Asia dan rekan-rekan desanya hanyalah sebagian dari sekitar 143 juta orang yang dapat tumbang oleh naiknya air laut, kekeringan, suhu dan bencana iklim lainnya selama 30 tahun ke depan, menurut laporan PBB tentang perubahan iklim. Tahun ini.

Beberapa warga di daerah tersebut masih tinggal di rumah-rumah yang terendam banjir.

Di Timbulsloko, sekitar 2 mil (sekitar 3 kilometer) dari desa Asia, rumah-rumah berbenteng dengan lantai terangkat dan trotoar tanah membuat orang berjongkok saat mereka berjalan melalui pintu sempit.

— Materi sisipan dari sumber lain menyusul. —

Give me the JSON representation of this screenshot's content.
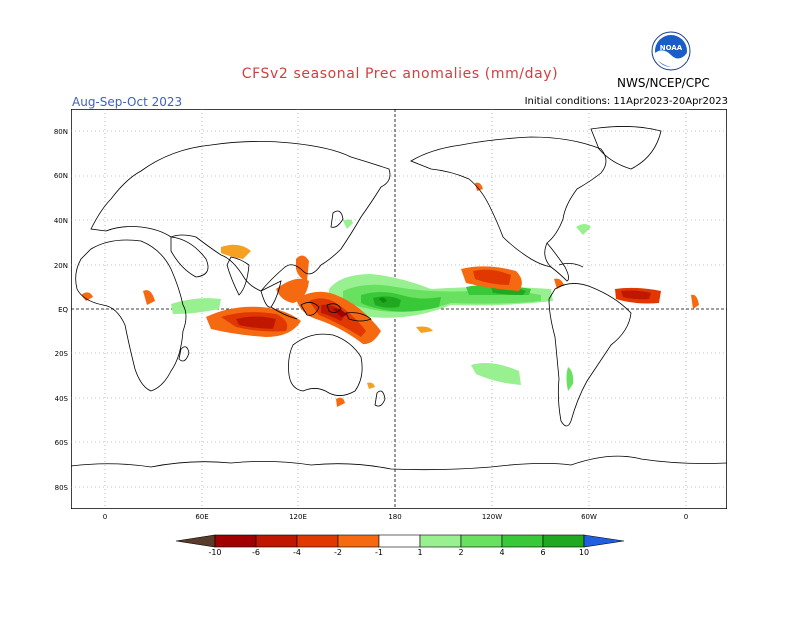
{
  "title": "CFSv2 seasonal Prec anomalies (mm/day)",
  "agency": "NWS/NCEP/CPC",
  "logo_text": "NOAA",
  "season": "Aug-Sep-Oct 2023",
  "initial_conditions": "Initial conditions: 11Apr2023-20Apr2023",
  "lat_labels": [
    "80N",
    "60N",
    "40N",
    "20N",
    "EQ",
    "20S",
    "40S",
    "60S",
    "80S"
  ],
  "lon_labels": [
    "0",
    "60E",
    "120E",
    "180",
    "120W",
    "60W",
    "0"
  ],
  "colorbar": {
    "labels": [
      "-10",
      "-6",
      "-4",
      "-2",
      "-1",
      "1",
      "2",
      "4",
      "6",
      "10"
    ],
    "dry_colors": [
      "#5a3a2a",
      "#a00000",
      "#c01800",
      "#e03800",
      "#f56a10",
      "#f5a020"
    ],
    "wet_colors": [
      "#98f090",
      "#68e060",
      "#38c838",
      "#20a820",
      "#108c10",
      "#2060e0"
    ]
  }
}
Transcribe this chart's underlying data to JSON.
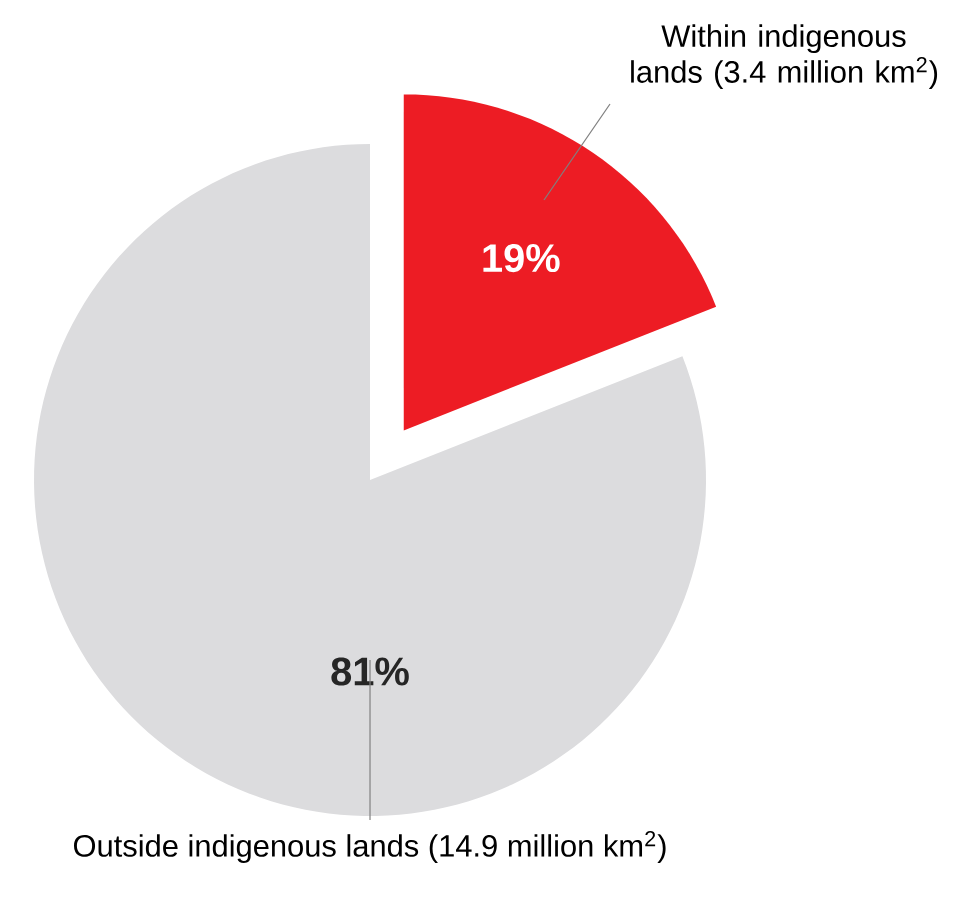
{
  "chart_data": {
    "type": "pie",
    "categories": [
      "Within indigenous lands (3.4 million km$^{2}$)",
      "Outside indigenous lands (14.9 million km$^{2}$)"
    ],
    "values": [
      19,
      81
    ],
    "colors": [
      "#ed1c24",
      "#dcdcde"
    ],
    "value_labels": [
      "19%",
      "81%"
    ],
    "legend": false
  }
}
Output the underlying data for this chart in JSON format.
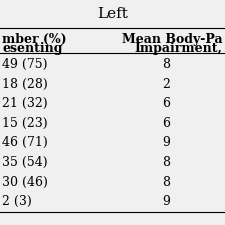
{
  "title": "Left",
  "col1_header_line1": "mber (%)",
  "col1_header_line2": "esenting",
  "col2_header_line1": "Mean Body-Pa",
  "col2_header_line2": "Impairment,",
  "rows": [
    {
      "col1": "49 (75)",
      "col2": "8"
    },
    {
      "col1": "18 (28)",
      "col2": "2"
    },
    {
      "col1": "21 (32)",
      "col2": "6"
    },
    {
      "col1": "15 (23)",
      "col2": "6"
    },
    {
      "col1": "46 (71)",
      "col2": "9"
    },
    {
      "col1": "35 (54)",
      "col2": "8"
    },
    {
      "col1": "30 (46)",
      "col2": "8"
    },
    {
      "col1": "2 (3)",
      "col2": "9"
    }
  ],
  "bg_color": "#f0f0f0",
  "text_color": "#000000",
  "font_size": 9,
  "title_font_size": 11
}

Beberapa penduduk desa telah menerima bantuan dari pemerintah setempat, tetapi banyak yang masih tanpa tempat tidur kering, khawatir gelombang kuat di tengah malam dapat menghanyutkan mereka ke laut.

Menyesuaikan diri dengan rumah barunya adalah proses yang berkelanjutan, kata Asia. Aslori masih bekerja sebagai nelayan di dekat rumah mereka dan mengambil apa yang dia dapat dari barang-barang yang kebanjiran.

Pada awal September, pada hari ketika air laut surut, Asia kembali ke rumah lamanya untuk pertama kalinya sejak pergi. Beberapa bulan yang lalu, dia menangis ketika dia melihat foto rumahnya di grup obrolan lingkungan, dan jembatan yang pernah menuju ke rumah itu benar-benar hanyut.

Tapi sesampainya di rumah, dia mengulangi nama putranya, dengan tenang menyaring buku-buku sekolah lama, dengan hati-hati memilih barang-barang seperti botol air dan kaleng gas berkarat, dan membawanya kembali ke rumah barunya.

Menyadari bahwa air pasang akan segera naik dan bahwa mereka mungkin akan terdampar, Asia, Azlori, dan mantan penduduk desa Mondoligo lainnya yang datang untuk mengumpulkan perbekalan memulai perjalanan mereka kembali ke tanah kering.

“Aku rindu rumahku,” katanya. “Saya tidak berpikir itu akan berubah menjadi lautan.”

(Catatan Editor: Kisah ini adalah bagian dari seri yang mengeksplorasi kehidupan orang-orang di seluruh dunia yang terpaksa berpindah oleh lautan, kekeringan, panas, dan penyebab lain yang disebabkan atau diperburuk oleh perubahan iklim).

Kredit gambar: AP/Dhitta Aumkara

Leave a Reply

Your email address will not be published.